While only a small proportion of the genome codes for proteins and regulatory RNAs, cis-regulatory elements (CREs), the DNA sequences controlling the expression of the coding segments, are located in the vast non-coding portion of the genome
1. It is therefore not surprising that genome-wide association (GWA) studies are linking an increasing number of human diseases to non-coding DNA, most likely with regulatory function (reviewed in
2,3). However, in these cases, the assignation of the candidate disease gene may not be straightforward: CREs can act at long distances, and their target gene may not be the one closest to the CRE (see, for example,
4). Thereby, methods for predicting which gene, or genes are under regulation by particular non-coding genome segments should help in the identification of the candidate disease gene in cases where the lesion lies in non-coding regions.
Research from many laboratories has shown that the 11 zinc-finger nuclear factor CCCTC-binding protein (CTCF) contributes to the regulation of gene expression and higher order organization of the genome
5. CTCF is evolutionarily conserved and widely distributed along the vertebrate and
Drosophila genomes
6–9. Although at present the primary function(s) of CTCF cannot be directly derived from its genomic distribution, some of the CTCF-bound sites are well known to function as regulatory boundaries, confining the range of actions of CREs to genes within those boundaries (reviewed in
5,10). Different cofactors are able to interact with CTCF, including the SNF2-like chromodomain helicase CHD8 and, more recently, the DEAD-box RNA helicase p68
11,12. CTCF also binds to the cohesin complex at a large number of genomic sites
13–15. Indeed, at several loci, cohesin complex seems to regulate this insulator activity
13–15. Constitutive CTCF-bound sites are more likely to serve this function, while more labile sites may be involved in tissue specific gene expression regulation. In fact, a proportion of CTCF sites have been shown to be constitutively occupied in several human cell types and even to be conserved between human and mice cell types
7,16. This conservation might extend even further evolutionarily, since the development of the shared body plan of vertebrates is controlled by an also shared set of transcription factors and signaling molecules deployed in similar patterns
17. However, genome-wide CTCF distribution has not yet been examined outside mammals. If CTCF-bound sites are found at syntenic positions in different vertebrates, these evolutionary conserved boundaries could be used to resolve ambiguous associations of target genes affected by mutation in non-coding regions in human diseases, as is the case of Multiple Sclerosis and the
GFI1 and
EVI5 genes.
Multiple Sclerosis (MS, [MIM 126200]) is the most common progressive and disabling neurological condition affecting young adults in the world today. The overall prevalence of MS ranges from 2 to 150 per 100,000 individuals. Pathogenetically, MS is considered an autoimmune disease leading to the demyelination of central nervous system axons
18. From a genetic point of view, MS is considered a complex disorder resulting from a combination of genetic and non-genetic factors
19. In addition to the human leukocyte antigen (HLA), which is recognized as the strongest locus for MS in most populations, other genetic factors involved in MS have remained elusive until the arrival of Genome-Wide Association Studies (GWAS) (The MSGene Database.

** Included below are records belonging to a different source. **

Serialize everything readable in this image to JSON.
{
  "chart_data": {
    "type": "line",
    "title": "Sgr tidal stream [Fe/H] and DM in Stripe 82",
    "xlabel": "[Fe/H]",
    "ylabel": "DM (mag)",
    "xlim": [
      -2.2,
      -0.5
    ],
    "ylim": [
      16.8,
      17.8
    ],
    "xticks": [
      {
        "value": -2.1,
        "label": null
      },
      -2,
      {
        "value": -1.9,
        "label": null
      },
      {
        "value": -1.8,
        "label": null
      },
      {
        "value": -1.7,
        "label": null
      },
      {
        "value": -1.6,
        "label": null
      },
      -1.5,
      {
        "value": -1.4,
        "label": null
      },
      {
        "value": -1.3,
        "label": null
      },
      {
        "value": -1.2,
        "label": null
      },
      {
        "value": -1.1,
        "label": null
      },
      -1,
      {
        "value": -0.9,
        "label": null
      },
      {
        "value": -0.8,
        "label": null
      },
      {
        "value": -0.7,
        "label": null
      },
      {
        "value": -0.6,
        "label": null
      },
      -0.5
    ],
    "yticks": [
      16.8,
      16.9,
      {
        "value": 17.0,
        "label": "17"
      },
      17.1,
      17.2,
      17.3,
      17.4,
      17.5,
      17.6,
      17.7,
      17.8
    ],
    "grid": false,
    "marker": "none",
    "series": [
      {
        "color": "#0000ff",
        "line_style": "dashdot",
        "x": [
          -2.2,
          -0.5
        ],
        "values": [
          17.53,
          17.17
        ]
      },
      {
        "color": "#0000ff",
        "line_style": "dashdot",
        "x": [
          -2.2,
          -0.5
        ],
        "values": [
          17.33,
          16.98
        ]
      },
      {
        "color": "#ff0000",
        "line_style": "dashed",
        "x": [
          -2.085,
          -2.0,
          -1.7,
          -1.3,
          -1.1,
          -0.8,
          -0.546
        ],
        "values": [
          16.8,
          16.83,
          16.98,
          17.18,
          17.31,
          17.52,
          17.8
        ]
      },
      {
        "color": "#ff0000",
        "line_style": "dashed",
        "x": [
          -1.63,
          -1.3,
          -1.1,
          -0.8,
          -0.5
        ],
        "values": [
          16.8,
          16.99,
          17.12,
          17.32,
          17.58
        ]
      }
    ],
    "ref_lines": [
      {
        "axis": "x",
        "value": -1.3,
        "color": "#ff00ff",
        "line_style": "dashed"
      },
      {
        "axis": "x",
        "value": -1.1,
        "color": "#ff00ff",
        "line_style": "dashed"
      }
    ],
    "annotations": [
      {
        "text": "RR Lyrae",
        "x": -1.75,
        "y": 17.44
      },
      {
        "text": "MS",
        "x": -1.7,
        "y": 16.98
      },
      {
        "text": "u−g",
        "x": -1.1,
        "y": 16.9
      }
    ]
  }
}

http://www.msgene.org/.). To date, seven GWAS have been performed for MS; even though study design and results vary substantially between experiments, some new susceptibility genes have been identified and replicated using this approach
20. However, even after convincing replications, the localization of the causal variant(s) of most of these loci remains to be determined. Several GWAS found a set of MS-associated polymorphisms belonging to the same linkage disequilibrium block located in a region containing the
GFI1 (growth factor-independent 1),
EVI5 (ecotropic viral integration site 5),
RPL5 (ribosomal proteinL5) and
FAM69 (family with sequence similarity 69)

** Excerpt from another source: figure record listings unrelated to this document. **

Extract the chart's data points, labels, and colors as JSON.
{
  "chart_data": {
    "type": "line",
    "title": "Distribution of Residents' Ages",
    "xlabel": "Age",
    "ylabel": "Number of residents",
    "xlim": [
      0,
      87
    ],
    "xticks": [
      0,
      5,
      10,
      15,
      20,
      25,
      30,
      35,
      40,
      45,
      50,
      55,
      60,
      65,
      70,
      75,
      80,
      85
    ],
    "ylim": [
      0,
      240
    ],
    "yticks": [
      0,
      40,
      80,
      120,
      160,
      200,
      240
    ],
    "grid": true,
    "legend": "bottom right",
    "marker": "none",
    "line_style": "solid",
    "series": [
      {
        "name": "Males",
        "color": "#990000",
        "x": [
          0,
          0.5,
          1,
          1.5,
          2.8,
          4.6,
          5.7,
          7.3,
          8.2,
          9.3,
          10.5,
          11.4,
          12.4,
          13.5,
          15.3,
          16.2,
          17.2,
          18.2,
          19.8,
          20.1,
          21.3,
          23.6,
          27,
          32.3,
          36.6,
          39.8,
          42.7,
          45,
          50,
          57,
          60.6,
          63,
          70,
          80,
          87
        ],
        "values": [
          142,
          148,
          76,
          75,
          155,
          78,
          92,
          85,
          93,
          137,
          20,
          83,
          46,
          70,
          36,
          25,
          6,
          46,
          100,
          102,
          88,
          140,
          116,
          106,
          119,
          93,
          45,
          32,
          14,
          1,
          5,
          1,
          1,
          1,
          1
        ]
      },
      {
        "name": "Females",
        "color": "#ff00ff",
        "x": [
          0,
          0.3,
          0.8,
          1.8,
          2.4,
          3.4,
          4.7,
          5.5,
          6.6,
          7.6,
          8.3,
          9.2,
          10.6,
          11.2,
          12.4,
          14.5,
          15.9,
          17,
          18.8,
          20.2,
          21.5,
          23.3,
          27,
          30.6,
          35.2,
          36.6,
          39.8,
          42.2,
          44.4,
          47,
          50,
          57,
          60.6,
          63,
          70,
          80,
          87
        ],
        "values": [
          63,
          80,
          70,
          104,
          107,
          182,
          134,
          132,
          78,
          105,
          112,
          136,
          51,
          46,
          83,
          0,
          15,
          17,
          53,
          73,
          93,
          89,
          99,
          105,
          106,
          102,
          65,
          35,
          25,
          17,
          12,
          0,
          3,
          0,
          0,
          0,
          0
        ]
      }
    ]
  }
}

21,22,23. A fine mapping of this genomic region was performed pointing to polymorphisms located within the 17th intron of the
EVI5 gene as the most probable causal variants of the association
24. However, these findings did not clarify the functional role of this
EVI5 risk region. Our analysis of the CTCF sites within this genetic block indicates that the 17th intron of the
EVI5 gene likely belongs to the
GFI1, and not the
EVI5, regulatory domain. We further demonstrate that this intron indeed contains CREs that contact the
GFI1, but not the
EVI5, gene. We finally show that increased
GFI1, but not
EVI5, expression is associated by the MS risk haplotype. We therefore conclude that
GFI1, and not
EVI5, is the causal gene associated to MS.